Disturbo ossessivo compulsivo nei giovani: i rischi da non sottovalutare

Assumere dei comportamenti ripetitivi e ritualistici fa parte del tipico sviluppo del bambino, ma in alcuni casi questi comportamenti potrebbero rappresentare un campanello d’allarme da non ignorare. Ecco perché.

Disturbo ossessivo compulsivo nei giovani

Assumere dei comportamenti ripetitivi e ritualistici rappresenta un fenomeno del tutto normale durante l’infanzia, ma in alcuni casi tali comportamenti possono aprire le porte allo sviluppo di sintomi ossessivi e compulsivi (OCS), che possono a loro volta rappresentare un campanello d’allarme per gravi condizioni psichiatriche.

A suggerirlo è un nuovo studio pubblicato sul Journal of the American Academy of Child and Adolescent Psychiatry, secondo cui i bambini e i giovani adulti con OCS hanno ammesso di avere pensieri negativi, e corrono una maggiore probabilità di sperimentare psicopatologie serie, comprese la depressione e il suicidio.
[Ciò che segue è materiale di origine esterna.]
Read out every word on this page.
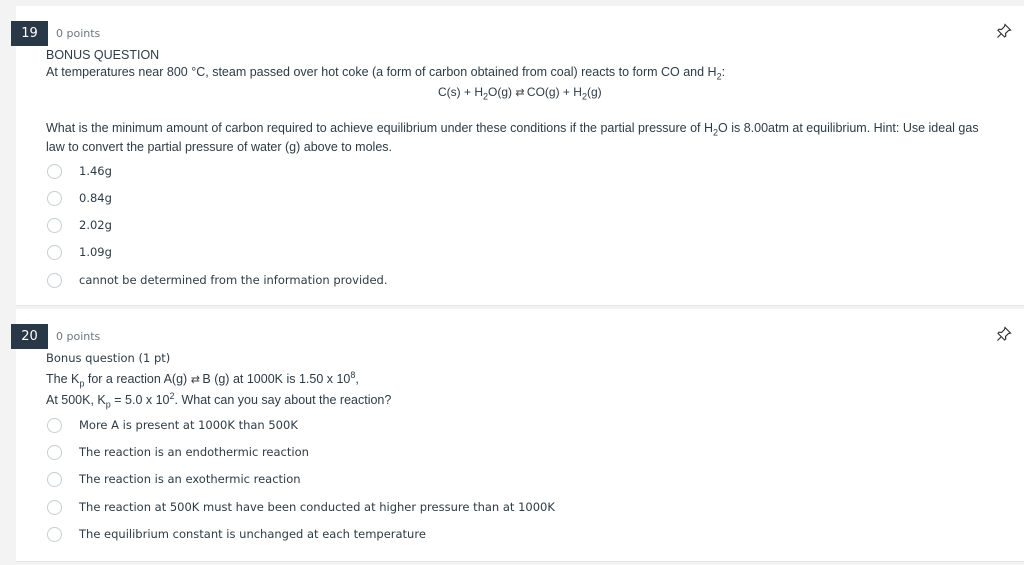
19	0 points
BONUS QUESTION
At temperatures near 800 °C, steam passed over hot coke (a form of carbon obtained from coal) reacts to form CO and $H_2$:
$C(s) + H_2O(g)$ ⇄ $CO(g) + H_2(g)$
What is the minimum amount of carbon required to achieve equilibrium under these conditions if the partial pressure of $H_2O$ is 8.00atm at equilibrium. Hint: Use ideal gas
law to convert the partial pressure of water (g) above to moles.
1.46g
0.84g
2.02g
1.09g
cannot be determined from the information provided.
20	0 points
Bonus question (1 pt)
The $K_p$ for a reaction A(g) ⇄ B (g) at 1000K is 1.50 x $10^8$,
At 500K, $K_p = 5.0$ x $10^2$. What can you say about the reaction?
More A is present at 1000K than 500K
The reaction is an endothermic reaction
The reaction is an exothermic reaction
The reaction at 500K must have been conducted at higher pressure than at 1000K
The equilibrium constant is unchanged at each temperature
Per giungere a questa conclusione, gli esperti hanno arruolato un campione di 7000 partecipanti di età compresa tra gli 11 e i 21 anni, ed hanno diviso l'OCS in quattro categorie:


  • Pensieri negativi

  • Ripetizione/Controllo

  • Simmetria

  • Pulizia/contaminazione.


Oltre il 20% dei giovani ha ammesso di avere pensieri intrusivi negativi, che includevano pensieri sul farsi del male o sul farlo agli altri, immaginare scene violente o temere di fare qualcosa di male senza avere l'intenzione di farlo. Questi partecipanti avevano maggiori probabilità di sviluppare una psicopatologia grave (oltre al disturbo ossessivo-compulsivo), andando incontro a un maggior rischio di depressione e suicidio.

Questi sintomi possono essere fondamentali per individuare gli adolescenti che si trovano in una traiettoria psichiatrica potenzialmente debilitante. Le azioni ripetitive sono comuni nei bambini piccoli e sono di fatto una parte sana dello sviluppo. È quando questi sintomi continuano nell'adolescenza e iniziano a interferire con le attività quotidiane che abbiamo diventa necessario esaminare la causa e le terapie disponibili.